A ilha continuava ali. Parada, enquanto ele percorrera o mundo que parecia ser dela. A tarde caía. Escutava a eterna música Do You Know, de Diana Ross. Aquele timbre suave, profundo, o levou de volta aos anos em que passara lá. Diana Ross, a ilha e ele viraram uma coisa só, viajantes do mundo que sempre aportam em seu porto seguro. 

Quis dizer algo para a esposa, que olhava para outro lado, tentando procurar o prédio onde ela ia passar férias. Também não acordou o filhinho querido, para mostrar a ilha, o horizonte. Seria difícil comunicar o que realmente queria. Homem esculpido na areia, com o olhar cinzento do mar. Ele se tornara uma Ilha de recordações. 

Era esse o futuro daquele tempo? Onde estava o infinito pelo qual tantas vezes esperava que batesse à sua porta com notícias alvissareiras? Sem desviar o olhar do horizonte intuiu, naquela tela de lembranças, as mesmas vivências: a limonada do tio, a pele salgada, as incertezas na praia, a distância da escola, a estátua, os jardins daquela época.

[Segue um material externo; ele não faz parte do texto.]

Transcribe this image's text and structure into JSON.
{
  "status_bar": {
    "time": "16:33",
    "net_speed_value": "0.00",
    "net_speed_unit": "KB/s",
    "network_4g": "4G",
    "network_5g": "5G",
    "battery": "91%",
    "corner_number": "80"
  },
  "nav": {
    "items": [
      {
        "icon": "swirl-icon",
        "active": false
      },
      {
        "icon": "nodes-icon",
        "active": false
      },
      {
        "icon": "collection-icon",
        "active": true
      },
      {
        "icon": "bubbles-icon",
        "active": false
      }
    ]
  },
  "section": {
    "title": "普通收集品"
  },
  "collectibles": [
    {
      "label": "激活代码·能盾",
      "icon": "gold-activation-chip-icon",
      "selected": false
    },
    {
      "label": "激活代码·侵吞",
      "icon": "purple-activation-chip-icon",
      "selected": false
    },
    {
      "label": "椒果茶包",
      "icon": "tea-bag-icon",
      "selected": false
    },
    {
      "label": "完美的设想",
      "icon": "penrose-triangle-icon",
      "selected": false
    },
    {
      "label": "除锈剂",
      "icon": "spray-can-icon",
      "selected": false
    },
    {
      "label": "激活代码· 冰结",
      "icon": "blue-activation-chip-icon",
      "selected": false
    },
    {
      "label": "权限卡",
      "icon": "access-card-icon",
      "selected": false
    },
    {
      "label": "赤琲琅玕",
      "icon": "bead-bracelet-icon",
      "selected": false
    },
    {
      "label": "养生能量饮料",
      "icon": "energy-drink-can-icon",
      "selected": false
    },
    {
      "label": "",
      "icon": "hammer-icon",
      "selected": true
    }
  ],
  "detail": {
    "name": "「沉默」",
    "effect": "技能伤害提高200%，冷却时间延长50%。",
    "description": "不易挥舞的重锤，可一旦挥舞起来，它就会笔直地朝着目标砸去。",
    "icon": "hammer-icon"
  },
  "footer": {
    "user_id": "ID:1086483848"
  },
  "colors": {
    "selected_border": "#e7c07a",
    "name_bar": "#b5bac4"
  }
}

Percebeu que muitas vivências sem fim navegam pelo passado. 

Estão vivas em algum lugar e podem acordar de maneira surpreendente, bastando um acorde musical, uma palavra, uma frase: do you know? A gente sonha com o futuro quando criança, mas quer abraçar o passado quando adulto. Um passado, também infinito, que ele teve a certeza de carregar dentro de si. E que o fazia, enfim, se sentir livre.